# Eyebrows --> Alternatives to the pencil!



## Floyd (Dec 14, 2013)

Hello, Ladies!
 

I could REALLY use some advice!  I am a guy, and I know next to nothing about makeup! (aside from stage make up)

Here's the deal.. During pregnancy with one of my older brothers my poor mom lost just about all of her eyebrow hair. She has been using an eyebrow pencil to draw on eyebrows for probably close to 30 or more years. Lately she has been talking about the idea of getting eyebrow tattoos. (Risky, and expensive.) I've been looking online for other ideas. Hair implants are apparently just as risky, and even more expensive. There is also the idea of doing henna, which I might suggest to her..

Any ladies have any advice or suggestions? Anybody have any experience with eyebrow tattoos, or even implants? I'd appreciate it!

Sorry if this post is in the wrong forum.


----------



## kotoko (Dec 14, 2013)

This is totally a thing! I actually researched it, because my eyebrows are pretty light, but haven't decided to pull the trigger yet. Maybe later on.

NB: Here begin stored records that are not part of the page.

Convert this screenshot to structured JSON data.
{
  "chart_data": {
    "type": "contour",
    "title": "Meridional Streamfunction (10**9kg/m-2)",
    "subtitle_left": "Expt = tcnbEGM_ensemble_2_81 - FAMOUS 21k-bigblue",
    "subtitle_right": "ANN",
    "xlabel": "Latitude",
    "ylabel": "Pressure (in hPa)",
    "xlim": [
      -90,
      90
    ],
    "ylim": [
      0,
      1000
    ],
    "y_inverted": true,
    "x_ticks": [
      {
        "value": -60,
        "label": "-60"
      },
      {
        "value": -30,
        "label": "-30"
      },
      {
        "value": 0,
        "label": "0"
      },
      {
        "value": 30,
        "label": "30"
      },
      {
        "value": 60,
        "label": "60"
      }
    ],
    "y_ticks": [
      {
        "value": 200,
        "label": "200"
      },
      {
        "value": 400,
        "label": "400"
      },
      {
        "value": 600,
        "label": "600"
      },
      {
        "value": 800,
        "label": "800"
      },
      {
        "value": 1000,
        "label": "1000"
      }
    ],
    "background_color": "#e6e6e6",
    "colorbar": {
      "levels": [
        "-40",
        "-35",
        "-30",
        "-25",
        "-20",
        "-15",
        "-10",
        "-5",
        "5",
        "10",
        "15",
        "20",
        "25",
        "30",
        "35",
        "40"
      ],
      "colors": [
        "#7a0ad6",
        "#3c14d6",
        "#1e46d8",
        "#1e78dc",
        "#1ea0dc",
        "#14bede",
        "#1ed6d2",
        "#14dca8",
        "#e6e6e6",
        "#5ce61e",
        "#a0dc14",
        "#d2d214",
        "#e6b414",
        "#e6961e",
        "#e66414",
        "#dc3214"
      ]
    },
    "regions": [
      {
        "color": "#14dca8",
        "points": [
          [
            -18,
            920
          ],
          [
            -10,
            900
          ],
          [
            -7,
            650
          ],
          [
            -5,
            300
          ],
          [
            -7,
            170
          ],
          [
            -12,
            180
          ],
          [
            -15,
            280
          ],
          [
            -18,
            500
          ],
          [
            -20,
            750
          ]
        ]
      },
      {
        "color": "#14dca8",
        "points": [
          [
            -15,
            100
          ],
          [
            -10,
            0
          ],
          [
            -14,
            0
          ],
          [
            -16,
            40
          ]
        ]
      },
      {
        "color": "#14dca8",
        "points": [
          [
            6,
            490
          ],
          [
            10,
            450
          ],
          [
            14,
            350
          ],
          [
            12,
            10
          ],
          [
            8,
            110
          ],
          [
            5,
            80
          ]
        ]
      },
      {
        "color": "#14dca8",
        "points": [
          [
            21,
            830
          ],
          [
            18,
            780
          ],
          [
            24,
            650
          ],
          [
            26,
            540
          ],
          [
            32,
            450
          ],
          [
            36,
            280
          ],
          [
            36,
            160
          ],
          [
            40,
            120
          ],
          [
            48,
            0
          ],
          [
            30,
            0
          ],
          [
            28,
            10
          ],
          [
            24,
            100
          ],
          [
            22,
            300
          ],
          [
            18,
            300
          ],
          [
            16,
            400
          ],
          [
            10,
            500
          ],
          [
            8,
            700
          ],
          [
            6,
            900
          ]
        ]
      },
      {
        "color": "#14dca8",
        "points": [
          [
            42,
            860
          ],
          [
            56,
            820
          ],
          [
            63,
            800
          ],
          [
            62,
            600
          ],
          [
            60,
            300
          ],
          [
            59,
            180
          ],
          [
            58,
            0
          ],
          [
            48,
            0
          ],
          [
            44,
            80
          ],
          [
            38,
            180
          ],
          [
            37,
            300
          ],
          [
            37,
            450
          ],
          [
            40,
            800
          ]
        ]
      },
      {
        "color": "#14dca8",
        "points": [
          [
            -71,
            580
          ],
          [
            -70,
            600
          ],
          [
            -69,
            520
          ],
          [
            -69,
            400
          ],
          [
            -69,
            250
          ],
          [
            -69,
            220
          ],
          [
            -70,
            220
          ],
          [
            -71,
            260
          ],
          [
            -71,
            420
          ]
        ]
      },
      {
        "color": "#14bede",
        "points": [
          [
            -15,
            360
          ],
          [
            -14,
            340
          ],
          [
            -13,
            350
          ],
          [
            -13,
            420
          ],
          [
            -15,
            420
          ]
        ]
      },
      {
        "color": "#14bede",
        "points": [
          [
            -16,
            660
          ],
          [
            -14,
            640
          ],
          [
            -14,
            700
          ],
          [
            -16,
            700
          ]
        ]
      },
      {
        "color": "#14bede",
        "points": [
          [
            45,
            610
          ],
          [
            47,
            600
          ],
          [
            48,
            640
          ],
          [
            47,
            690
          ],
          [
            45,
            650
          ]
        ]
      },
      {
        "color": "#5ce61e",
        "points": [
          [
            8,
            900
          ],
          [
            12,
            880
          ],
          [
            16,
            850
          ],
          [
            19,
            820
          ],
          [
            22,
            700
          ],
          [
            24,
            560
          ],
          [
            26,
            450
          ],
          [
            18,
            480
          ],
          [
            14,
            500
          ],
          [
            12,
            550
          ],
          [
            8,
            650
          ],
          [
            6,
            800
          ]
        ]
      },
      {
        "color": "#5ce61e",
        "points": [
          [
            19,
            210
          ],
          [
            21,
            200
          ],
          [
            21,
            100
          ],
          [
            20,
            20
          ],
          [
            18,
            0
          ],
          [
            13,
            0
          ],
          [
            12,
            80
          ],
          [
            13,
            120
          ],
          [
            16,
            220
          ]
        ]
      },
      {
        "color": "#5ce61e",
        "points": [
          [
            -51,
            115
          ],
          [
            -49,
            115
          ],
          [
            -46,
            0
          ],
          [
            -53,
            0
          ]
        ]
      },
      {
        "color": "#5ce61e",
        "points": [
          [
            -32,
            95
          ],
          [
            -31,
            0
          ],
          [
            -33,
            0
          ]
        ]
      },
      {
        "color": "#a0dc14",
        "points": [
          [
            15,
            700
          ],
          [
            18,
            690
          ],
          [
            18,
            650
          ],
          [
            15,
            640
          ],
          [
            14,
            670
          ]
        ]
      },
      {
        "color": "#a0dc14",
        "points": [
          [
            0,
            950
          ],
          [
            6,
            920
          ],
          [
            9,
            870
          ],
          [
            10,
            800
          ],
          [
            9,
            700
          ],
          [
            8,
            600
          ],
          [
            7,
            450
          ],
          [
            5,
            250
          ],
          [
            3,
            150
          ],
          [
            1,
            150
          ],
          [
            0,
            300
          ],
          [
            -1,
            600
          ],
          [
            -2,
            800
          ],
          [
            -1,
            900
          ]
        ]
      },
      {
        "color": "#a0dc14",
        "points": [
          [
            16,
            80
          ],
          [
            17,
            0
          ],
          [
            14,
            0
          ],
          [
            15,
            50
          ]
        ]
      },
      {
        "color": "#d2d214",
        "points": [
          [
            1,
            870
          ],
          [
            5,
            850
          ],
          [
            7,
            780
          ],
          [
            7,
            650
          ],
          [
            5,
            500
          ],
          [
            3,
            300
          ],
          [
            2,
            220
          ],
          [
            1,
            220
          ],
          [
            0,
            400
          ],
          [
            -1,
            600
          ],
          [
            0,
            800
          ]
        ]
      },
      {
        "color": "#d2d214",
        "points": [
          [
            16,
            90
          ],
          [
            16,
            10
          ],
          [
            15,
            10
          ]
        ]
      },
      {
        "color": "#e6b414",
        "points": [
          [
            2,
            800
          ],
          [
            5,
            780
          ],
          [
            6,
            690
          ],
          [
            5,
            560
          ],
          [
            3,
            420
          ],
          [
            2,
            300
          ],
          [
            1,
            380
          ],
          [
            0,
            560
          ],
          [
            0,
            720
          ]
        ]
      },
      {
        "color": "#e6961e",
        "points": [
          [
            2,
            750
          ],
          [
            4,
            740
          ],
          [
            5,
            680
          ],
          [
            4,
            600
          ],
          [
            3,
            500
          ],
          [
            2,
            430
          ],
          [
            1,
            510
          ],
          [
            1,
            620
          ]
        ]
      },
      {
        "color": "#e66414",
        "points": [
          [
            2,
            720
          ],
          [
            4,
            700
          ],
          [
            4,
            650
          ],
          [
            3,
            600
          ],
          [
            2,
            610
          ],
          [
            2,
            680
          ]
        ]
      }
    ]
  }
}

Here's a blogpost that I found super helpful: http://prettygossip.com/2012/04/17/i-tattooed-my-eyebrows/

Also, this is and has been a thing in Asia for YEARS. You might know people who know other people who have done it; apparently, some of my aunts had it done? Maybe they could give you some input.

Best of luck!


----------



## makeupbyomar (Dec 19, 2013)

Just make really sure you research your tattooist for your brows. I don't know where you're at, but in NA, I would recommend you avoid estheticians, as they are not tattoo artists. I have seen a lot of botched work from them. Your best bet is to go into a proper tattoo shop and get your brows done by a pro. Look at it this way... Would you rather get your brows done by someone who took a weekend course? Or by someone who has been tattooing professionally for 10-15 years? As with all creative and visual mediums, always ask to see their portfolio. If they don't have one, walk away, regardless if it's from a tattoo shop or from a full service spa / salon. Remember, tattoos are for life. Covering up a brow tattoo via another tattoo or laser removal, or covering it with make-up, will be a lot more than you bargained for. Again, take your time and research! Kotoko gave a link which is a good first start. Good luck!


----------